Économie et marché Immobilier Septembre 2025
9 octobre 2025
La situation économique chilienne reste marquée par plusieurs zones de tension qui freinent les performances sectorielles. Le débat politique autour des réformes structurelles entretient la prudence chez les investisseurs et les consommateurs, ce qui augmente la prime de risque attendue. Sur le plan macroéconomique, la croissance est modérée, l'inflation demeure persistante et subit des pressions à la hausse. Face à ce contexte, les autorités monétaires agissent avec prudence, privilégiant la stabilité des prix.
À l'échelle internationale, plusieurs facteurs renforcent l'incertitude : la politique commerciale américaine, le conflit russo‑ukrainien, la stagnation de l'activité européenne et les tensions financières en Chine constituent des menaces potentielles. La forte exposition du Chili aux chocs extérieurs augmente le risque d'incidences négatives sur l'inflation domestique.
Sur le plan financier local, les taux d'intérêt du crédit sont restés sensiblement plus élevés depuis 2021, en réaction au resserrement de la politique monétaire. Ces hausses ont porté le coût du financement du logement à des niveaux inédits depuis 2009, entraînant une réduction des durées de crédit, passées de 30 à 20–25 ans. Un léger assouplissement des taux à long terme a toutefois été observé à la fin de 2024 et au début de 2025, offrant des conditions quelque peu plus favorables pour le marché hypothécaire. L'enquête de la Banque centrale sur le crédit bancaire indique qu'au deuxième trimestre 2025, les banques ne signalent pas de changements majeurs dans les normes de crédit pour les entreprises, tandis qu'une certaine ouverture est constatée pour la consommation.
Le marché du travail a aussi été affecté : lors de la crise sanitaire, environ 2 millions d'emplois ont été perdus. Si la reprise a été progressive et que l'emploi a dépassé les niveaux prépandémiques dans certains segments, le taux de chômage demeure élevé, estimé à environ 8,7 % à la fin du deuxième trimestre, selon des rapports sectoriels.

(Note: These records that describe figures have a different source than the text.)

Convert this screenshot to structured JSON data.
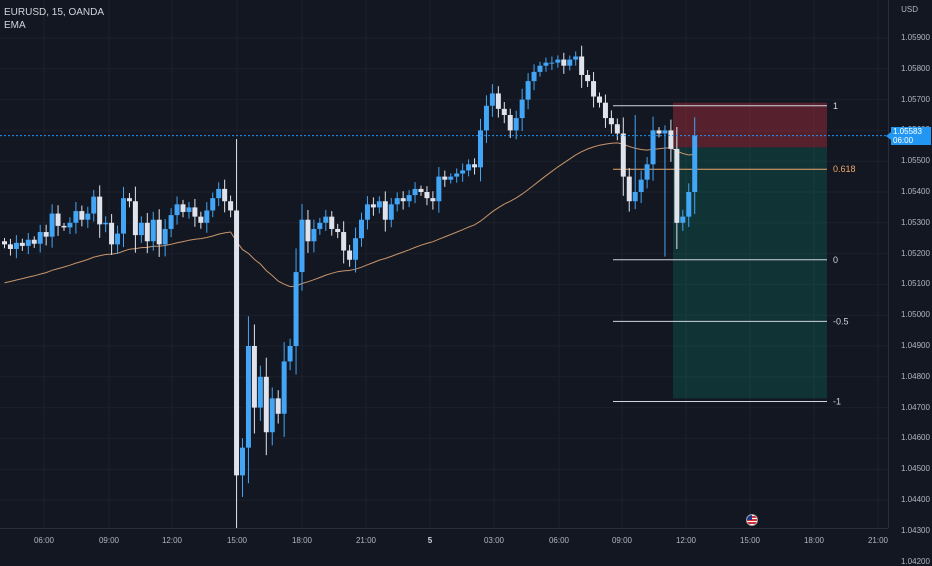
{
  "header": {
    "symbol_line": "EURUSD, 15, OANDA",
    "indicator": "EMA"
  },
  "price_axis": {
    "currency": "USD",
    "ticks": [
      "1.05900",
      "1.05800",
      "1.05700",
      "1.05600",
      "1.05500",
      "1.05400",
      "1.05300",
      "1.05200",
      "1.05100",
      "1.05000",
      "1.04900",
      "1.04800",
      "1.04700",
      "1.04600",
      "1.04500",
      "1.04400",
      "1.04300",
      "1.04200"
    ],
    "last_price": {
      "price": "1.05583",
      "countdown": "06:00"
    }
  },
  "time_axis": {
    "ticks": [
      "06:00",
      "09:00",
      "12:00",
      "15:00",
      "18:00",
      "21:00",
      "5",
      "03:00",
      "06:00",
      "09:00",
      "12:00",
      "15:00",
      "18:00",
      "21:00"
    ]
  },
  "fib": {
    "levels": [
      {
        "label": "1",
        "price": 1.0568
      },
      {
        "label": "0.618",
        "price": 1.05474
      },
      {
        "label": "0",
        "price": 1.0518
      },
      {
        "label": "-0.5",
        "price": 1.0498
      },
      {
        "label": "-1",
        "price": 1.0472
      }
    ]
  },
  "position": {
    "entry": 1.05545,
    "stop": 1.0569,
    "target": 1.0473
  },
  "colors": {
    "up": "#42a5f5",
    "down": "#e0e3eb",
    "ema": "#c8956a",
    "grid": "#1c202b",
    "fib": "#d1d4dc",
    "fib_highlight": "#f0a56b",
    "stop_zone": "rgba(242,54,69,0.30)",
    "target_zone": "rgba(8,153,129,0.22)",
    "last_price": "#2196f3"
  },
  "chart_data": {
    "type": "candlestick",
    "start_time": "04:00",
    "interval_minutes": 15,
    "close": [
      1.0523,
      1.05215,
      1.05235,
      1.05225,
      1.05245,
      1.05232,
      1.0527,
      1.05255,
      1.0533,
      1.0529,
      1.05285,
      1.053,
      1.05338,
      1.0531,
      1.0533,
      1.05385,
      1.05295,
      1.053,
      1.0523,
      1.05265,
      1.0538,
      1.0537,
      1.0526,
      1.053,
      1.0524,
      1.0531,
      1.0523,
      1.0528,
      1.05325,
      1.0536,
      1.05335,
      1.0535,
      1.0532,
      1.053,
      1.0534,
      1.0538,
      1.0541,
      1.0537,
      1.0534,
      1.0448,
      1.0457,
      1.049,
      1.047,
      1.048,
      1.0462,
      1.0473,
      1.0468,
      1.0485,
      1.049,
      1.0514,
      1.0531,
      1.0524,
      1.0528,
      1.053,
      1.0532,
      1.0528,
      1.0527,
      1.0521,
      1.0518,
      1.0525,
      1.0531,
      1.0536,
      1.0535,
      1.0537,
      1.0531,
      1.0536,
      1.0538,
      1.0537,
      1.0539,
      1.0541,
      1.054,
      1.0538,
      1.0537,
      1.0545,
      1.0544,
      1.0545,
      1.0546,
      1.0547,
      1.0549,
      1.0548,
      1.056,
      1.0568,
      1.0572,
      1.0567,
      1.0565,
      1.056,
      1.0564,
      1.057,
      1.0576,
      1.0579,
      1.0581,
      1.0582,
      1.0582,
      1.0583,
      1.0581,
      1.0583,
      1.0584,
      1.0578,
      1.0576,
      1.0571,
      1.0569,
      1.0564,
      1.0562,
      1.0559,
      1.0545,
      1.0537,
      1.054,
      1.0544,
      1.0549,
      1.056,
      1.0559,
      1.056,
      1.0554,
      1.053,
      1.0532,
      1.054,
      1.05583
    ],
    "ema_period": "",
    "ylim": [
      1.0418,
      1.0595
    ]
  }
}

La confiance des consommateurs et des entreprises reste faible malgré quelques améliorations ciblées. L'indicateur mensuel de confiance des entreprises (IMCE), élaboré par l'ICARE et l'UAI, révèle un pessimisme persistant dans des secteurs comme la construction, tandis que l'exploitation minière et le commerce montrent davantage d'optimisme. Cette faible confiance pèse sur l'investissement, de nombreuses décisions stratégiques étant reportées en attente d'une plus grande clarté macroéconomique.
Dynamique du marché immobilier au deuxième trimestre 2025
Le secteur immobilier affiche des résultats contrastés. Les ventes de logements ont légèrement progressé de 1 % en glissement annuel, tandis que la demande a augmenté de 23 % par rapport au trimestre précédent. Les ventes d'appartements ont augmenté de 2 %, alors que celles des maisons ont diminué de 3 %. Parallèlement, l'offre de logements a augmenté de 4 %, atteignant environ 108 000 unités disponibles, dont 89 % d'appartements et 11 % de maisons. La vitesse de vente s'est toutefois dégradée : il faudrait environ 30 mois pour écouler l'offre existante, un horizon supérieur aux fourchettes considérées comme équilibrées.
En résumé, l'économie chilienne traverse une phase d'ajustement et d'incertitude. La combinaison de taux élevés, d'incertitude politique, de attentes faibles et d'un marché immobilier tendu incite les acteurs à la prudence. Dans ce contexte, les projets capables de tolérer le risque et d'anticiper une reprise pourraient toutefois identifier des opportunités de création de valeur.